— Эту бы, пожалуй, и не надо. Больно озорна.
— Ах, тятенька, что это ты? Фленушка девица во всем самая распрекрасная,— вступилась за приятельницу Настя.
— Ладно, знаем и мы что—нибудь,— молвил Патап Максимыч.— Слухом земля полнится.
— Полно, батько, постыдись,— вступилась Аксинья Захаровна.— Про Фленушку ничего худого не слышно. Да и стала бы разве матушка Манефа с недоброй славой ее в такой любви, в таком приближенье держать? Мало ль чего не мелют пустые языки! Всех речей не переслушаешь; а тебе, старому человеку, девицу обижать грех: у самого дочери растут.
— Да я ничего,— молвил Патап Максимыч.— Пусть ее приезжает. Только уж, спорь ты, Аксинья, не спорь,— а келейницей Фленушка не глядит.
— А по—твоему девицам бирюком надо глядеть, слова ни с кем не сметь вымолвить? Чай, ведь и они тоже живой человек, не деревянные,— вступилась Аксинья Захаровна.
— Ну, ты уж зачнешь,— сказал Патап Максимыч.— Дай только волю. Лучше б еще по чашечке налила.
— Кушай, батюшка, на здоровье, кушай, воды в самоваре много. Свеженького не засыпать ли? — молвила Аксинья Захаровна.
— Засыпь, пожалуй,— сказал Патап Максимыч.— А к именинам надо будет в городе цветочного взять, рублев этак от шести. Важный чай!

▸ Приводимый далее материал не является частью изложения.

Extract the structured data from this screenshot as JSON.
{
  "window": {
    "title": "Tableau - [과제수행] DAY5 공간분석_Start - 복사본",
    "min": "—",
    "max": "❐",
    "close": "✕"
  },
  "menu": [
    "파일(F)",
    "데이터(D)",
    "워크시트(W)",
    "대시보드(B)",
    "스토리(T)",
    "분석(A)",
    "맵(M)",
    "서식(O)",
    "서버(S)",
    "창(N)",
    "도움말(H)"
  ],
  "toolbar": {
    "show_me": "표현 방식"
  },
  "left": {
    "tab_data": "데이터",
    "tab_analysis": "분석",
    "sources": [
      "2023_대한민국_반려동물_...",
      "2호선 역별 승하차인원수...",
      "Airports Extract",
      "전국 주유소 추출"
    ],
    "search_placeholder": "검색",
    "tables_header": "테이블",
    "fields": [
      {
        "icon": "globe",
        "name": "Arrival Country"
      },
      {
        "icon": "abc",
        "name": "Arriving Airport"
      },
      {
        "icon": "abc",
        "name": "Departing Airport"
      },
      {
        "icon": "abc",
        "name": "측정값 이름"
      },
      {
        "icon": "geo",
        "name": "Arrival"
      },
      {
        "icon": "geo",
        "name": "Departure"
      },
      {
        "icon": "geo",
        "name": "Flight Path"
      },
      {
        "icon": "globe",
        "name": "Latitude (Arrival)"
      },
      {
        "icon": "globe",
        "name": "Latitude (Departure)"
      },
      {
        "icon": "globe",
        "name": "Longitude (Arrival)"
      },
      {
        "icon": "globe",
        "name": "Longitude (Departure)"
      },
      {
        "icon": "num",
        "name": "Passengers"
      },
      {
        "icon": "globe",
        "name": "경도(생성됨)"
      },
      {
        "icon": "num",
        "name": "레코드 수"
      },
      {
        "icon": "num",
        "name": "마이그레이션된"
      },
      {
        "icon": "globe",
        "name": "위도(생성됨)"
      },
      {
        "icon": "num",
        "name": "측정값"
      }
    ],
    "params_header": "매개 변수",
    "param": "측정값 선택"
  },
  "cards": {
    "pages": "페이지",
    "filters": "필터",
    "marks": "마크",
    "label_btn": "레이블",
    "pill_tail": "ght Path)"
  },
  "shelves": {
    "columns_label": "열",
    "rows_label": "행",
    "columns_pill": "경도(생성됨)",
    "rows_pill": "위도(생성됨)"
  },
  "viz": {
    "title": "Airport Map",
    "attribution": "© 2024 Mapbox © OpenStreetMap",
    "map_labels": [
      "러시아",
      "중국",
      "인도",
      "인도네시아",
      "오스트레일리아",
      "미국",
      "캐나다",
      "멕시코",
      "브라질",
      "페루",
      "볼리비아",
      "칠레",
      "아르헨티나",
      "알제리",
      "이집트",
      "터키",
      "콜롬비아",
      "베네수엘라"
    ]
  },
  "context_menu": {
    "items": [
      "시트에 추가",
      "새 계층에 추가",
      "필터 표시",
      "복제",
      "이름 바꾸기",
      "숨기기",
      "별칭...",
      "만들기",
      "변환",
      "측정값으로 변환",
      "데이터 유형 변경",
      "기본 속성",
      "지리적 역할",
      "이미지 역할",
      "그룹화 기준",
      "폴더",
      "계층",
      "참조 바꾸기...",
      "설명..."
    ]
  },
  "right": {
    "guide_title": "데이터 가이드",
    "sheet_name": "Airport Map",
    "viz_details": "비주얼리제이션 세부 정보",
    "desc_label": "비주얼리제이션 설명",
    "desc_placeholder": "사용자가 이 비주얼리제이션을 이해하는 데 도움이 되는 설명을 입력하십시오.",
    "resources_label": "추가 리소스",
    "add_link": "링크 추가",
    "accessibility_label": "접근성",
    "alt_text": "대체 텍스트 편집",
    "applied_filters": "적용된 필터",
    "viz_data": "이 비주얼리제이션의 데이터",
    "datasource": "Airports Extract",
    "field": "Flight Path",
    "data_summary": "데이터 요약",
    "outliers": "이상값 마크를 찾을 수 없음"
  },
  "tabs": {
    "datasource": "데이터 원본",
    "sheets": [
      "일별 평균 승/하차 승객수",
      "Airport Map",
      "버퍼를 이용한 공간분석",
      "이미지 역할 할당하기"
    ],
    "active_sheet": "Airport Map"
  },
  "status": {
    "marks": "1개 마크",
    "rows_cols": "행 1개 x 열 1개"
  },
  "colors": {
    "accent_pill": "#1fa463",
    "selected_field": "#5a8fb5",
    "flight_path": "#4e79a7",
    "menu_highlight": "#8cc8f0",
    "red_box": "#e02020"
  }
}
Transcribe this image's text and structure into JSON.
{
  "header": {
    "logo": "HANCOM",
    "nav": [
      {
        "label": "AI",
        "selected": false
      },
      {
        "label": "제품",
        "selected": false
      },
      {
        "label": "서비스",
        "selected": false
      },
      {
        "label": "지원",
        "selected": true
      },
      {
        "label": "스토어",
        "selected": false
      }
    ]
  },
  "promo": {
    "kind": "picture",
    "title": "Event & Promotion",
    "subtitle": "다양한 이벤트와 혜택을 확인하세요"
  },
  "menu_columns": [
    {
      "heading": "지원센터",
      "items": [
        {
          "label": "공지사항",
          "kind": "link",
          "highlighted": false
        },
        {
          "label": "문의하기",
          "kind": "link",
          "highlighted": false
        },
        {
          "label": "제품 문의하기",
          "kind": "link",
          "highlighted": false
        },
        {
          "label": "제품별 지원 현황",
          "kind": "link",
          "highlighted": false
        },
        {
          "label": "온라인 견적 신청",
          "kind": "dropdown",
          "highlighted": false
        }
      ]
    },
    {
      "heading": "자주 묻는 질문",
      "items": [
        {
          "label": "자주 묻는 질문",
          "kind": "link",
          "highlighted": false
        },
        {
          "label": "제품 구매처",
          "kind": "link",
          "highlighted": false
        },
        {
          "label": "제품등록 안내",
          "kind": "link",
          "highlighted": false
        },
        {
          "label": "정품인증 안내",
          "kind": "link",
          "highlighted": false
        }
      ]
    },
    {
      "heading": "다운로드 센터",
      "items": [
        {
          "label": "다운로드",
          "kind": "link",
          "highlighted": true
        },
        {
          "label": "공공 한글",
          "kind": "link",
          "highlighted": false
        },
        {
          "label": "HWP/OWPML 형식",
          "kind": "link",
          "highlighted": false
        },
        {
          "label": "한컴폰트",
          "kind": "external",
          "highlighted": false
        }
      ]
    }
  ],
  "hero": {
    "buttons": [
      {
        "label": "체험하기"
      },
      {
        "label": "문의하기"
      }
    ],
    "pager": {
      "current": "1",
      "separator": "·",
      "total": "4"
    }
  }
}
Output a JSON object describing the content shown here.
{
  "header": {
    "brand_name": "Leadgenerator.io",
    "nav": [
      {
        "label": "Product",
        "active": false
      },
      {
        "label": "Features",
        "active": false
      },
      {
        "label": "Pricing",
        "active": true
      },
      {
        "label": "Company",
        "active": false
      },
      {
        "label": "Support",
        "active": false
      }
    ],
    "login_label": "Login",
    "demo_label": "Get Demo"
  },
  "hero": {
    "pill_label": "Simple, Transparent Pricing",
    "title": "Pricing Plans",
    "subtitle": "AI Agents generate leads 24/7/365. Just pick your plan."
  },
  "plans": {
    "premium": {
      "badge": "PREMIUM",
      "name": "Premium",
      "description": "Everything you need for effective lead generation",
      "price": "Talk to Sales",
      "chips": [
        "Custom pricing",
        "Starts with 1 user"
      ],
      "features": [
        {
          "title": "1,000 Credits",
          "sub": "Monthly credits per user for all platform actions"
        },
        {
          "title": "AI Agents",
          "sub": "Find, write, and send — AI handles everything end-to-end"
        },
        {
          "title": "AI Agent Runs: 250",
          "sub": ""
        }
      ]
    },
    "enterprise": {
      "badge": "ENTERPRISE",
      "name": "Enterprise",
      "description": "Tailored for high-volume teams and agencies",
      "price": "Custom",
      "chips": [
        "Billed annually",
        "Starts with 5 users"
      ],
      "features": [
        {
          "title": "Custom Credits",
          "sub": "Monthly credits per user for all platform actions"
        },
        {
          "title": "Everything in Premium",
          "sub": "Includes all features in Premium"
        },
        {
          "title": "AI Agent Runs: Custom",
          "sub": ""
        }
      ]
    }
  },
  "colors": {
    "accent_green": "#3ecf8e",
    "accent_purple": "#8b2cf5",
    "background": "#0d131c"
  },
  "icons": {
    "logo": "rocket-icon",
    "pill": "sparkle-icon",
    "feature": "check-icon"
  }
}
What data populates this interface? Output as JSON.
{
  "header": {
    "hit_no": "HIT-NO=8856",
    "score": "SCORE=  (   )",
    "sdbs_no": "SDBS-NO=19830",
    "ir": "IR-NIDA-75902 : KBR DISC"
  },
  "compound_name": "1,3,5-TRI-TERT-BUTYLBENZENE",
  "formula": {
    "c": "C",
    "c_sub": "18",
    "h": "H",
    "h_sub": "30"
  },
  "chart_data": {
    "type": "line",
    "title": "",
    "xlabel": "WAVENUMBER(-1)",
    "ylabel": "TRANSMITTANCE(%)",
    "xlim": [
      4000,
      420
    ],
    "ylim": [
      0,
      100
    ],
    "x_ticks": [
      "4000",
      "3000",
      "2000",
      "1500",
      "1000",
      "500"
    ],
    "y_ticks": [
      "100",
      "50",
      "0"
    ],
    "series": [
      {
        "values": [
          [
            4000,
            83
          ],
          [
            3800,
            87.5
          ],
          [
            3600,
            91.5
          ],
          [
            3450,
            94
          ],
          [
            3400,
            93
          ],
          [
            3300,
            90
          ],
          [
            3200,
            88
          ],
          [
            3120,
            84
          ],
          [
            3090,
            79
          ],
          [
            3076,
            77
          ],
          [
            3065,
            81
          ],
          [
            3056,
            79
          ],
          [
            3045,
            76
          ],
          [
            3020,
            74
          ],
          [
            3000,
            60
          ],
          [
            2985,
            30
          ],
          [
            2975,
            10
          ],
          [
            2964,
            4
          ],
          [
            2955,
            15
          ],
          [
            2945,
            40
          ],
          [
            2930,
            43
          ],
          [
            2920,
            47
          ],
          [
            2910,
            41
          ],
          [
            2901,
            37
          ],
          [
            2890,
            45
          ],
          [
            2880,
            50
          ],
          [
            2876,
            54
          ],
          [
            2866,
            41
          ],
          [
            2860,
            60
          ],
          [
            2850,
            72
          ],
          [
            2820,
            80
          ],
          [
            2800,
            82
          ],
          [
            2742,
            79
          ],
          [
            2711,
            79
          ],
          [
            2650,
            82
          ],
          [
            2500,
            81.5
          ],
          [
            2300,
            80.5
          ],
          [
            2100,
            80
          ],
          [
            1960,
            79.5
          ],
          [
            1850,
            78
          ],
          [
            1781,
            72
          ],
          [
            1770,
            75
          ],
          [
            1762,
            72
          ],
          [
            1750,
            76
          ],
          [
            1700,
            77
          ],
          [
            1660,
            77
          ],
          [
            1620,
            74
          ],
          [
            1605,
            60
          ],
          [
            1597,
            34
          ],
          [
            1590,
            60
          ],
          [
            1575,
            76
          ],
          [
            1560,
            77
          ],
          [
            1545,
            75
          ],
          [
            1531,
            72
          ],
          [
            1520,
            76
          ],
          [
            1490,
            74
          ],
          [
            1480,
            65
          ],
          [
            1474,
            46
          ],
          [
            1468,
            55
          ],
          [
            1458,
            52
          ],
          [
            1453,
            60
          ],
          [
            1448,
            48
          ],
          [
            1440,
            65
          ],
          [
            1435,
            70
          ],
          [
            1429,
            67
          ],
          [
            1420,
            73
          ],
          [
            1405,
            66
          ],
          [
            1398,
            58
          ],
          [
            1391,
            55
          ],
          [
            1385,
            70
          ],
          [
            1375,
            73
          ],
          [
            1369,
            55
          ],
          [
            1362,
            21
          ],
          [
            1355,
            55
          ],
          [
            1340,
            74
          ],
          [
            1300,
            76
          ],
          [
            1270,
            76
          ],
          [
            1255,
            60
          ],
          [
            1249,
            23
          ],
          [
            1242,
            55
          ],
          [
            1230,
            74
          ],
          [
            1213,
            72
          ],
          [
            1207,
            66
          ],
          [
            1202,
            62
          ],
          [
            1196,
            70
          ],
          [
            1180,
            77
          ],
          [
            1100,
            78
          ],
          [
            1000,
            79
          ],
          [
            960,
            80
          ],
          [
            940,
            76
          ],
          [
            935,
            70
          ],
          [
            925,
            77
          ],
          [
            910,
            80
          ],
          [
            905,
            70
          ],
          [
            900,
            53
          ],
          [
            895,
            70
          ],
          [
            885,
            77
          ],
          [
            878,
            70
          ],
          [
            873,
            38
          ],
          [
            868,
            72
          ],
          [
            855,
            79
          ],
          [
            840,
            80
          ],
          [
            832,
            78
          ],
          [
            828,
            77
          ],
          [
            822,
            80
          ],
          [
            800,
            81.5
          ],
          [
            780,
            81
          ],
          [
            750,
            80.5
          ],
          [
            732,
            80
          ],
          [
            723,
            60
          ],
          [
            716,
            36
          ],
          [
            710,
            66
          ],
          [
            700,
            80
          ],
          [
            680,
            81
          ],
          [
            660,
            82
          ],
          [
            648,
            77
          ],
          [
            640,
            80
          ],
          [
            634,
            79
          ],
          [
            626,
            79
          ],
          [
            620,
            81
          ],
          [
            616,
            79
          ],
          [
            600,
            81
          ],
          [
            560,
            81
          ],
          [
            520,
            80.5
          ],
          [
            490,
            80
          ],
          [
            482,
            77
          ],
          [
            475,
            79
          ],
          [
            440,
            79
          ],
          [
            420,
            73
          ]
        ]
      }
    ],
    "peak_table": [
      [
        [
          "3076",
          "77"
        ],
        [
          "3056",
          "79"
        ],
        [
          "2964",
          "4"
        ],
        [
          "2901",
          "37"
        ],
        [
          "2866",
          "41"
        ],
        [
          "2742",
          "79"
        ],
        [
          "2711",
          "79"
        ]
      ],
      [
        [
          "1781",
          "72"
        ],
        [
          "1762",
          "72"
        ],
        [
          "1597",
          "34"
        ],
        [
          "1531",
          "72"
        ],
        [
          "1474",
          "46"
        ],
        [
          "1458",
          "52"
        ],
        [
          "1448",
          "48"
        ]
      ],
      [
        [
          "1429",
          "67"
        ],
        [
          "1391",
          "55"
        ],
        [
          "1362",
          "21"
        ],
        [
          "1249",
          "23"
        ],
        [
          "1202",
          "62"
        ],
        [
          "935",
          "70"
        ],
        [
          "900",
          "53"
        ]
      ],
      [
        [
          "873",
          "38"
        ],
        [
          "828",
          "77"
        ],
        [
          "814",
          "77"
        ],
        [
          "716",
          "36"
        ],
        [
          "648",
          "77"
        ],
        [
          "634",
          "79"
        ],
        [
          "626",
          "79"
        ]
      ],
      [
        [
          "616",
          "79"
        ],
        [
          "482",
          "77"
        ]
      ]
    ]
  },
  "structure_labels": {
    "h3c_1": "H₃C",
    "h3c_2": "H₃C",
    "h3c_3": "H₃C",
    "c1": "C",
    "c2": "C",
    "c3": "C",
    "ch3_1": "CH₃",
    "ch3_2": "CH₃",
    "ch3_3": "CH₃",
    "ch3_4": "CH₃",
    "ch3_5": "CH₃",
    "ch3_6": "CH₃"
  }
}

— От ярманки шестирублевого—то осталось,— сказала Аксинья Захаровна.
— Свежего купим. Гости хорошие, надо, чтоб все по гостям было. Таковы у нас с тобой, Аксинья, будут гости, что не токмо цветочного чаю, детища родного для них не пожалею. Любую девку отдам! Вот оно как!
Девушки переглянулись меж собой и с матерью. Канонница глаза потупила.
— Уж что ни скажешь ты, Максимыч,— сказала Аксинья Захаровна.— Про родных дочерей неподобные слова говоришь! Бога—то побоялся бы да людей постыдился бы.
— Что сказал, то и сделаю, когда захочу,— решительно молвил Патап Максимыч.— Перечить мне не смеет никто.
Настя, ласкаясь к отцу, с притворным смехом спросила:
— Что ж ты с нами поделаешь, тятенька?
— Тебя ожарить велю,— сказал, смеясь. Патап Максимыч,— а Параша тебя пожирней, ее во щи. И стану вами гостей угощать!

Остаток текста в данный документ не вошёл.